In 1984, Kumamoto Broadcasting introduced a new logo, using green and red as the main colors. On August 1 of the same year, Kumamoto Broadcasting began to build the second hall of RKK. The building has three floors, with a total floor area of 1,617.75 square meters. The first floor is a TV studio, the second floor is an office, and the third floor is a radio recording studio. In 1992, Kumamoto Broadcasting and Kumamoto Kenmin Television (KKT) co-produced the program "Here is RKKT" (こちらRKKT, the name being a combination of both RKK and KKT), creating an innovative case of mutual cooperation between local private TV stations. In 1996, Kumamoto Broadcasting opened its official website.

On August 2, 1999, the new headquarters of Kumamoto Broadcasting were completed.

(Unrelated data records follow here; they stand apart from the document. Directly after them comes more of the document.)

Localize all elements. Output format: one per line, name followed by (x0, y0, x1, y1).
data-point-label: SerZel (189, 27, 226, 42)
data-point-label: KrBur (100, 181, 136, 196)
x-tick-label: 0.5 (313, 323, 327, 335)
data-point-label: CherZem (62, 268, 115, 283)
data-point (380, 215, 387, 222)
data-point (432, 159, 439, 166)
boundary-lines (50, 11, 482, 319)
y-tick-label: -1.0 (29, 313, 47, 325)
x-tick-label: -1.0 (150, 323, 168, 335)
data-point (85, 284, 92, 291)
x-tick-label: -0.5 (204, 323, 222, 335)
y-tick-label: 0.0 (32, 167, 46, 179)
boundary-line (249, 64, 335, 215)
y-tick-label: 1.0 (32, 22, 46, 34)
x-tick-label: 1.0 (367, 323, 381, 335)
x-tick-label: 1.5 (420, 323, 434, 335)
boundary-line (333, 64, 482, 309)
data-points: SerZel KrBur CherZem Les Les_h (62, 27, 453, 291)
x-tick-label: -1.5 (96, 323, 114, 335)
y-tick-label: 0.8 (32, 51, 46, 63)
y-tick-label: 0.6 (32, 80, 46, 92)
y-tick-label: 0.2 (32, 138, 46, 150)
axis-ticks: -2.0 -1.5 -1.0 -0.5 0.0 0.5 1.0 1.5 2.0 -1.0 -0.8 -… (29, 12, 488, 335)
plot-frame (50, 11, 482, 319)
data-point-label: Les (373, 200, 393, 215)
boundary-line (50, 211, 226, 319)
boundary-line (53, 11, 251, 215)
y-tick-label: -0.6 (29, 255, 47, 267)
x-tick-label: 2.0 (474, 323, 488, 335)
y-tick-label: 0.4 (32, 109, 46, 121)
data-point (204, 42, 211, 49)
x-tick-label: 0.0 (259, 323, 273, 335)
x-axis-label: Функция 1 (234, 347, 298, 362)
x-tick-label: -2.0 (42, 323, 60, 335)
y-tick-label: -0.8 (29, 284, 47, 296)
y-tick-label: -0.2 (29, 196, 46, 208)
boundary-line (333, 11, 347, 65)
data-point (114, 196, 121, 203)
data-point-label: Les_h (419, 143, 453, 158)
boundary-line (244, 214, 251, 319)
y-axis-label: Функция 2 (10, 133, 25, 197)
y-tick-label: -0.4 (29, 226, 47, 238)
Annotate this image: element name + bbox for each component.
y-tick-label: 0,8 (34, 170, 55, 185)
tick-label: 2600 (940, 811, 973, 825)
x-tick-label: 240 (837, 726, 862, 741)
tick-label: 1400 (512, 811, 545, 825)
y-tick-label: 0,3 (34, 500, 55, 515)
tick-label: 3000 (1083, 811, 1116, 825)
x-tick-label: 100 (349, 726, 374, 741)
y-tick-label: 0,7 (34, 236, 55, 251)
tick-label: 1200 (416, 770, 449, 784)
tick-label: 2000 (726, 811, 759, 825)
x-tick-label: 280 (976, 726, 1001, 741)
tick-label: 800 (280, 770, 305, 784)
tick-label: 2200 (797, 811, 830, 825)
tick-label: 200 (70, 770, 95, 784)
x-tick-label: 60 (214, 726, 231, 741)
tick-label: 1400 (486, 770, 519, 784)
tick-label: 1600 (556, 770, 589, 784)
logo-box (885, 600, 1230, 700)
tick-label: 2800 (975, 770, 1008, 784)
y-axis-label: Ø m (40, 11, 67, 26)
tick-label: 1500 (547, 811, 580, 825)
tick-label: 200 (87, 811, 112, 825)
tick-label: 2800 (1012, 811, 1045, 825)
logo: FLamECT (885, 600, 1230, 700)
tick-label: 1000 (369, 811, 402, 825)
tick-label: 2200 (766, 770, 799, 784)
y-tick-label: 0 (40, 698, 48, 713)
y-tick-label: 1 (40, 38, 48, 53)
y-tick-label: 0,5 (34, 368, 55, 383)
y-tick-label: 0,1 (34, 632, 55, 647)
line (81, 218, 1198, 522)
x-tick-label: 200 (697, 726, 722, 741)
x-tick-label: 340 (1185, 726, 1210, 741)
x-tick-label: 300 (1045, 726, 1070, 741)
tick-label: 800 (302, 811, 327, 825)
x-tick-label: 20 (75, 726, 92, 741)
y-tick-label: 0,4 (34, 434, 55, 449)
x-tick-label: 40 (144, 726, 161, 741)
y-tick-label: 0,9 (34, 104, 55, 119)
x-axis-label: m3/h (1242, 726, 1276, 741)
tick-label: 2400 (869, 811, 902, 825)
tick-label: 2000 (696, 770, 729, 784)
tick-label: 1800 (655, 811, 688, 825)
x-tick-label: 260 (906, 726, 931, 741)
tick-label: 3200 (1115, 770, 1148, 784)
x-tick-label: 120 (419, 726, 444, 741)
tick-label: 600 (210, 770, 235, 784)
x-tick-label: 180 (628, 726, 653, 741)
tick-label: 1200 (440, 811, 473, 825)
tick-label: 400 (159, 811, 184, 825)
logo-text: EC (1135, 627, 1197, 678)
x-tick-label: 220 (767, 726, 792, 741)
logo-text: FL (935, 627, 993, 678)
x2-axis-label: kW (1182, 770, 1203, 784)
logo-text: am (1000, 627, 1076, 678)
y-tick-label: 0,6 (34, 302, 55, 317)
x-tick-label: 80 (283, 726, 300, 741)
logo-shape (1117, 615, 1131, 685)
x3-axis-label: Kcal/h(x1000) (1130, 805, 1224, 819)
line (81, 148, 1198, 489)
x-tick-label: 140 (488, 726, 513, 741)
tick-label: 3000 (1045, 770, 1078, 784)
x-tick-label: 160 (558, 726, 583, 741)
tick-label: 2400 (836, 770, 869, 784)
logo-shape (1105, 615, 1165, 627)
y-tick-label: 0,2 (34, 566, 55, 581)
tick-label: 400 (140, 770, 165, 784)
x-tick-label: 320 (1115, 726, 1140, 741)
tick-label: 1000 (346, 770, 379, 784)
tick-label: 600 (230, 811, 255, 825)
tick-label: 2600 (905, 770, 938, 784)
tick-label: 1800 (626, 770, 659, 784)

The building is divided into two parts, the 8-story office building and the 3-story studio building. With a cost of 6.5 billion yen, Kumamoto Broadcasting has enough broadcasting facilities to cope with the digital TV era. On November 1, 2006, Kumamoto Broadcasting began broadcasting digital TV signals. On July 24, 2011, RKK shut down its analog signals for good. In 2012, Kumamoto Broadcasting began broadcasting the Kumamoto Castle Marathon, and achieved an average high audience rating of 33.2%. In 2013, on the occasion of the 60th anniversary of its founding, Kumamoto Broadcasting launched the a new logo. In 2019, Kumamoto Broadcasting and Kumamoto Asahi Broadcasting (KAB) achieved cross-platform cooperation. In 2023, the 70th anniversary of its founding, Kumamoto Broadcasting launched a new logo, using blueish-green as its primary color.